Chopsticks have always intrigued me. They look disconcertingly similar to knitting needles. Now you knit up in your mind the old wizened lady lovingly using both her hands, sitting in a rocking chair by the fire and knitting a warm sweater. I hate to dish it to the old lady like this, but you only can use only one hand, use both needles and knit the same beautiful sweater OL. Go on old lady. Try. Try like the dickens. How does that sound?
That is exactly what eating with chopsticks seems to me. You are given two condiments, you have two hands. Simple? Not simple. The technique is simple, any child brought up on Chinese food in a Chinese setting will tell you how easy it is to use chopsticks. All you have to do is grasp the sticks like this.
Then, move finger number two by using finger number one as the lever/rudder. (When you are trying to keep the sticks afloat in a bowl of watery soup, you are allowed to use the word rudder).
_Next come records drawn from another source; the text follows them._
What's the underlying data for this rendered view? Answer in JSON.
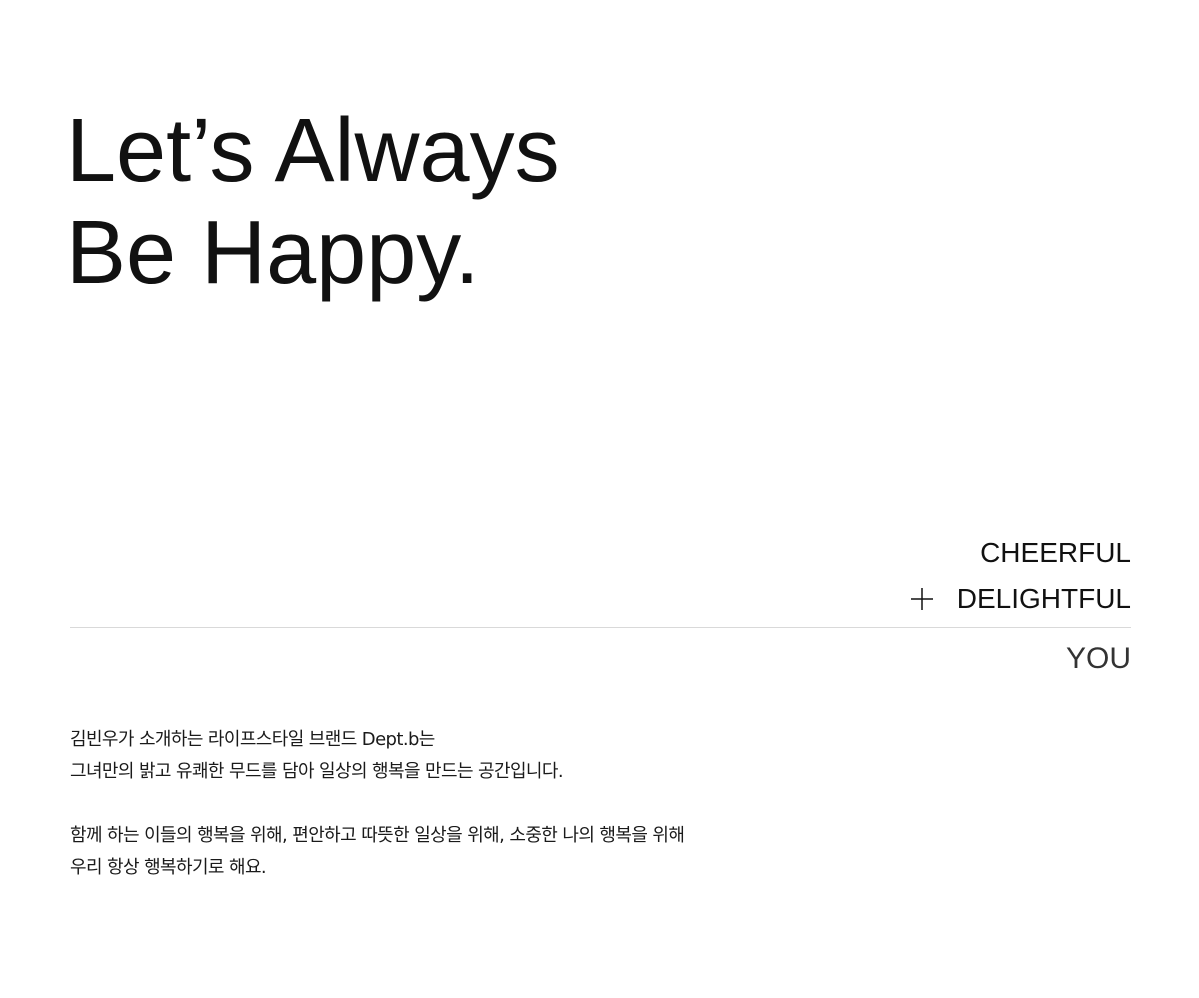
{
  "hero": {
    "line1": "Let’s Always",
    "line2": "Be Happy."
  },
  "words": {
    "cheerful": "CHEERFUL",
    "delightful": "DELIGHTFUL",
    "you": "YOU",
    "plus_icon": "plus-icon"
  },
  "description": {
    "paragraph1": {
      "line1": "김빈우가 소개하는 라이프스타일 브랜드 Dept.b는",
      "line2": "그녀만의 밝고 유쾌한 무드를 담아 일상의 행복을 만드는 공간입니다."
    },
    "paragraph2": {
      "line1": "함께 하는 이들의 행복을 위해, 편안하고 따뜻한 일상을 위해, 소중한 나의 행복을 위해",
      "line2": "우리 항상 행복하기로 해요."
    }
  },
  "colors": {
    "text": "#111111",
    "divider": "#d9d9d9",
    "background": "#ffffff"
  }
}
Let’s get back to technique now that the use of rudder has been explained.
During the entire process, finger number three is jammed between the sticks, and is expected to move in the same angle maintaining a level of parallelism with finger number two. Never mind that finger number 3 is screaming for respite by now. That demand cannot be met. Ignore finger number 3. It can start acting up midway through the process, and you will be stuck with a finger-chiropractor, soothing function back to it. Don’t worry, it is a part of life. I realise there is no such profession as a finger-chiropractor, so if you would kindly tell me the name of one such specialist, I will gladly update the post.
The trick is to be firm with finger number 3. Show it fingers number 4 & 5 as a method of consolation. Fingers 4 and 5 are in a worse state. They can’t move remember?
Also remember that while one is fiddling with these sticks in the soup, the soup is turning cold. Not to mention the odd contours on the face as lines of worry and concentration contort it into a horrible frown. One would think, that not being able to function with chopsticks will have sent the author home hungry and dejected, with a new sense of purpose – learning to use the sticks before the next soup stop.
Not so…not so! Mere technicalities like chopsticks don’t deter me. I creased out the lines of concentration, ironed out the frown and put on a smile. I then attacked the soup like this.
People were looking at me with awe. Pretty soon, I could see folks cast me the envious look. Their eyes screamed the obvious “Why didn’t the Chinese think of it?”
I refused to wipe the smug smile of my stupid face, and went on eating like this, till a waiter who was charging about the vicinity like a racing bull, stopped in his tracks. You know how these cars screech when they sudden brake? Something like that.
“Next time – fork okay? I give fork okay?” he said.
I shrugged – I’d already mastered chopsticks now, who cares for forks?